TEMPO.CO, Jakarta - Bagaimana melakukan pertolongan pertama pada korban kecelakaan alias P3K? Seperti yang telah diberitakan TEMPO.CO 15 Januari 2018, konstruksi balkon lantai satu gedung BEI Tower II runtuh sekitar pukul 12.00 saat jam makan siang, saat kondisi lobby sedang ramai.
Bencana seperti peristiwa gedung runtuh tersebut tidak dapat diprediksi kejadiannya. Oleh karena itu, setiap orang harus dibekali pengetahuan tentang pertolongan pertama pada kecelakaan (P3K) untuk mengantisipasi kejadian serupa.
Baca juga:
Heboh Marion Jola, Lala Oplas? Apa Itu?
Mengenal Bianca Jodie, Belajar Nyanyi Sejak Kecil pada Sang Kakak
Pelecehan Seksual Timbulkan Depresi? Ini Kisah Dolores O'Riordian
Seorang Pengamat sekaligus Praktisi Kesehatan Dr Jusuf Kristianto, menjelaskan hal-hal yang harus dilakukan untuk menangani korban yang terkena imbas suatu bencana. “Dari sisi kedokteran, kita harus melihat derajat keparahan korban. Cara yang paling gampang, kita bisa melihat apakah dia (korban) sadar atau tidak,” ujarnya saat dihubungi TEMPO.CO pada 16 Januari 2018.
Dokter Jusuf menjelaskan, hal pertama yang harus dilakukan untuk menyelamatkan korban adalah memindahkan korban ke daerah yang aman. Disebutkan bahwa pertolongan pertama tergantung pada tiga hal. Yaitu kecepatan ditemukannya korban, kecepatan ditolong, serta kecepatan dan kualitas pertolongan.
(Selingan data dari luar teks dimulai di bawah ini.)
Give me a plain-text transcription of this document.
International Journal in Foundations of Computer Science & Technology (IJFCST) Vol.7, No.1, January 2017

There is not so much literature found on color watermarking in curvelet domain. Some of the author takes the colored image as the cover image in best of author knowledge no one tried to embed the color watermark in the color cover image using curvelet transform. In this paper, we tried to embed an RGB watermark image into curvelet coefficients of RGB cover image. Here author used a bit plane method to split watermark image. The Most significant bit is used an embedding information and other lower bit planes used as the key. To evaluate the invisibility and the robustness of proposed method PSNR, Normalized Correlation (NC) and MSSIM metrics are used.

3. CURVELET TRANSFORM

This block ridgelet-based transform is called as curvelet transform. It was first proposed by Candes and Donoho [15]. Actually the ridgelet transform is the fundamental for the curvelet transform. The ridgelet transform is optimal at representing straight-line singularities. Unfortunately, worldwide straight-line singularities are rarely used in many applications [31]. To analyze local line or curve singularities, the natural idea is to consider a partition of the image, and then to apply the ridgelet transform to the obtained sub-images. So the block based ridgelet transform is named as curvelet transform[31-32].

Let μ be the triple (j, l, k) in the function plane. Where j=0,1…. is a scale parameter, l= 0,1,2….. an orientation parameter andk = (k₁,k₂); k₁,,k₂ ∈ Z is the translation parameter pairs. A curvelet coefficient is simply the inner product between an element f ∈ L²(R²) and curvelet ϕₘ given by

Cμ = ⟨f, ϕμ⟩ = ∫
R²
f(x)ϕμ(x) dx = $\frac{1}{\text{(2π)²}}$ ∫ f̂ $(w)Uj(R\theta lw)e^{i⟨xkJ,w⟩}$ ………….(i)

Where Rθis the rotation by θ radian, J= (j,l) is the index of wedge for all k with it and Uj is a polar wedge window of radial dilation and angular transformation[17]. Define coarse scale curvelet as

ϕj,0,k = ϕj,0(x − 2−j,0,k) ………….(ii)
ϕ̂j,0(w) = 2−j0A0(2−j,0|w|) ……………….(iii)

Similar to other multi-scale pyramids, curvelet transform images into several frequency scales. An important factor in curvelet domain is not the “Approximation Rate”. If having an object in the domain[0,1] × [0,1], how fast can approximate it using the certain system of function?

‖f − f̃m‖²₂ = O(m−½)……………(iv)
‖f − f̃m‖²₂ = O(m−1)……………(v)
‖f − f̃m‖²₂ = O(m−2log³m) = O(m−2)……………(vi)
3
“Tujuan utama dari pertolongan pertama itu untuk mencegah bertambahnya keparahan. Kita (ingin) menghindari bahaya yang lebih dalam. Jadi, kita harus segera memindahkan korban untuk menghindari risiko yang lebih berat pada pasien,” ujar dr. Jusuf.
Korban yang harus lebih dulu ditolong adalah korban yang terluka (berdarah). Untuk menangani korban terluka, tekan lukanya dengan kain bersih untuk menghentikan pendarahan. Jika harus dibersihkan, gunakan air mineral dan jangan gunakan air keran untuk mengantisipasi terjadinya infeksi.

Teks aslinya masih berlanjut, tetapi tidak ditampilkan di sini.